O entendimento é compartilhado pelo Observatório dos Povos Indígenas Isolados e de Recente Contato (OPI). Segundo a entidade, a TI Awá é alvo de forte pressão de pecuaristas, que vem retomando terras protegidas de onde foram expulsos em um processo de desintrusão em 2014.
“As atividades para a proteção territorial dos indígenas isolados na Terra Indígena Caru e Araribóia é praticamente inexistente por parte da Funai, sendo executada principalmente pelos Guardiões da Floresta do Povo Tenetehara”, afirmou o OPI em comunicado publicado em abril.
Nomeação foi moeda de troca eleitoral, diz ONG
O OPI considera que a nomeação de Magalhães é uma concessão a políticos locais em troca de apoio à reeleição de Bolsonaro, que está em desvantagem nas pesquisas de preferência do eleitorado maranhense.
No Maranhão, o ex-presidente Luiz Inácio Lula da Silva (PT) desponta como favorito nas pesquisas de intenção de voto.
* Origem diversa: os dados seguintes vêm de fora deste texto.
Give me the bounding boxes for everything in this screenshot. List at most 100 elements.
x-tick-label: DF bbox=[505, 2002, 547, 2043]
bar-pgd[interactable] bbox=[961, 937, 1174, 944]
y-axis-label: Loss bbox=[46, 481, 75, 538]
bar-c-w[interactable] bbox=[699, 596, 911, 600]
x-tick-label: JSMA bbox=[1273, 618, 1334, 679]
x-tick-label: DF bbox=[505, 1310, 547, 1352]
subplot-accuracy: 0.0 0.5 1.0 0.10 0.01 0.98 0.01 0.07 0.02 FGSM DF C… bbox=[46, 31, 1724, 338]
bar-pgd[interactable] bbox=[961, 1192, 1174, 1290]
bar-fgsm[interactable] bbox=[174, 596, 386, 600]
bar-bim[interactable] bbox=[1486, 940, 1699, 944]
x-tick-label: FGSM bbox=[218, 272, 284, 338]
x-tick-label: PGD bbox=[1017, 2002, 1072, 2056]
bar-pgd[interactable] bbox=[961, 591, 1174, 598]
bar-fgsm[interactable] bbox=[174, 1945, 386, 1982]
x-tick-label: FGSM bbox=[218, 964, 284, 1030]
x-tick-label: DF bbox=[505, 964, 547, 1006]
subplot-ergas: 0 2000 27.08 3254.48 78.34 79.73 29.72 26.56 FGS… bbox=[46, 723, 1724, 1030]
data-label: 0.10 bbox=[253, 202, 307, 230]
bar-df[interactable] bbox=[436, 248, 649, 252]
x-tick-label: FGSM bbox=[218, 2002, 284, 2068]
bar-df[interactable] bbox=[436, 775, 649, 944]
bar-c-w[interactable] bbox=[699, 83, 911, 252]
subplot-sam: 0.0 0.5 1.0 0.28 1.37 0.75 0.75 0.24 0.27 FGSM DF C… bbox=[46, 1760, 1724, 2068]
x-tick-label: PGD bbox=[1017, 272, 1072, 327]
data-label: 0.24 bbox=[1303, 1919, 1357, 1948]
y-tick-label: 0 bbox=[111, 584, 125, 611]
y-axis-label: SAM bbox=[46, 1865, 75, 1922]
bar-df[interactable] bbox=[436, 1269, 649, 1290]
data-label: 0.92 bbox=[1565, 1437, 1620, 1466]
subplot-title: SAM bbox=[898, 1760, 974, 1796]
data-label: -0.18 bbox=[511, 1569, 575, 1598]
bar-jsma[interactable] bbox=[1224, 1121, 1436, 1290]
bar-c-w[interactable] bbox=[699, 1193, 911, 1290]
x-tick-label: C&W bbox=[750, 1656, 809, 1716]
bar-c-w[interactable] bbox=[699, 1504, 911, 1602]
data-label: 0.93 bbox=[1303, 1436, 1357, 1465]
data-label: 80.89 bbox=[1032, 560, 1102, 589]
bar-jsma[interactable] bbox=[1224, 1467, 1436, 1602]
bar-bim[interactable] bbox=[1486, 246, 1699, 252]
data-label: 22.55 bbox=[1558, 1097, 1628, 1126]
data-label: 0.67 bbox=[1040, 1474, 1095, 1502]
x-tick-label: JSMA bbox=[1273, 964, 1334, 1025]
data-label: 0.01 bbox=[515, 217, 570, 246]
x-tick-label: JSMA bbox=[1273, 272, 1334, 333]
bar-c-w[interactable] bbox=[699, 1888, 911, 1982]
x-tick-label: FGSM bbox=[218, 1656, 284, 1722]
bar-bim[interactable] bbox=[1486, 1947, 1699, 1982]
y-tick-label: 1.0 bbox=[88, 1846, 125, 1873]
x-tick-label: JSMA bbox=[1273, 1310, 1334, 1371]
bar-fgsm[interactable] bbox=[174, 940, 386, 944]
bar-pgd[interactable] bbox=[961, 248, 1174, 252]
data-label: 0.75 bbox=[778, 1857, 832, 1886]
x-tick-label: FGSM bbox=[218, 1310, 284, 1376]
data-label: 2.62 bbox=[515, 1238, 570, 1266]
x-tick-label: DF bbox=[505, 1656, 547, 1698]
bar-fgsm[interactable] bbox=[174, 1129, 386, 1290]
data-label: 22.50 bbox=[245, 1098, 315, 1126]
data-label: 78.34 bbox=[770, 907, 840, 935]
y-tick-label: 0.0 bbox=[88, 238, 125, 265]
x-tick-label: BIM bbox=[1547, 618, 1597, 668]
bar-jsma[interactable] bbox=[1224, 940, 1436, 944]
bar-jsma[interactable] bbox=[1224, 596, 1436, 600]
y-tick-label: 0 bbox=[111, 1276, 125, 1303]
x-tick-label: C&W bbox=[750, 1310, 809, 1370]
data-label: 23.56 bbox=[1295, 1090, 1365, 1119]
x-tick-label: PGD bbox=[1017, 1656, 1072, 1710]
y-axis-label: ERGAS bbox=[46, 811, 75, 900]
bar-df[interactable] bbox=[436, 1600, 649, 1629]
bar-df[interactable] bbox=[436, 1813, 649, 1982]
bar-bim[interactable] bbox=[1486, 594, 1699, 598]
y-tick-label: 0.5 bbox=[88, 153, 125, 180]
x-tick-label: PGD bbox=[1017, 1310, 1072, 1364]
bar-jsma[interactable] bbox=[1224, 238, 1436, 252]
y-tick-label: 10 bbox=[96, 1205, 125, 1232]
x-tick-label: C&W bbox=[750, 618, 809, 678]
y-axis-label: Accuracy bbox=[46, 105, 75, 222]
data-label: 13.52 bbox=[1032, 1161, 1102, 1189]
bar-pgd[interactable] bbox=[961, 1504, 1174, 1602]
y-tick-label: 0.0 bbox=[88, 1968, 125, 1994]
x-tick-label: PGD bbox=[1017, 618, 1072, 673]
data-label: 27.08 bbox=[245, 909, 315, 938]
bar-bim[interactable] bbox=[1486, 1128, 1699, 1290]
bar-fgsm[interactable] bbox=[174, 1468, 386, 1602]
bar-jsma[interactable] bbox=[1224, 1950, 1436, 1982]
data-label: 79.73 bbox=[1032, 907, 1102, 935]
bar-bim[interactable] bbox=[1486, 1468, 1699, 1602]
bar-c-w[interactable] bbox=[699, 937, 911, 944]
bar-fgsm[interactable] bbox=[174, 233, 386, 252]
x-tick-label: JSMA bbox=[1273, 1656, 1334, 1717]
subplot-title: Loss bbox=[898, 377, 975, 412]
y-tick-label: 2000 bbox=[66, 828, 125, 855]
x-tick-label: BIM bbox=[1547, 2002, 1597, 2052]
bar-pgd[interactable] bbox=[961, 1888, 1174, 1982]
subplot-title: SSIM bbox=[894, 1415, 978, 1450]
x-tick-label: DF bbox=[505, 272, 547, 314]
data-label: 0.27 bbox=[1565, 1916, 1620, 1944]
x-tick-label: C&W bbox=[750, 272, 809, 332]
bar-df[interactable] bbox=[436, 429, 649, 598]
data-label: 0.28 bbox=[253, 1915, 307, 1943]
O petista terá o provável apoio dos dois candidatos que lideram a disputa pelo governo maranhense, Wewerton Rocha (PDT) e Carlos Brandão (PSB).
“Faz parte de uma lógica de nomeações que favorecem políticos regionais que apoiam o Governo Bolsonaro. Trata-se de mais uma atitude de destruição da política pública para povos indígenas isolados e de recente contato, e soma-se às graves violações que estão sendo cometidas contra esses povos”, escreveu o Opi.
Outro lado
Procurada pela reportagem, a Funai não se manifestou. Se houver resposta, o texto será atualizado.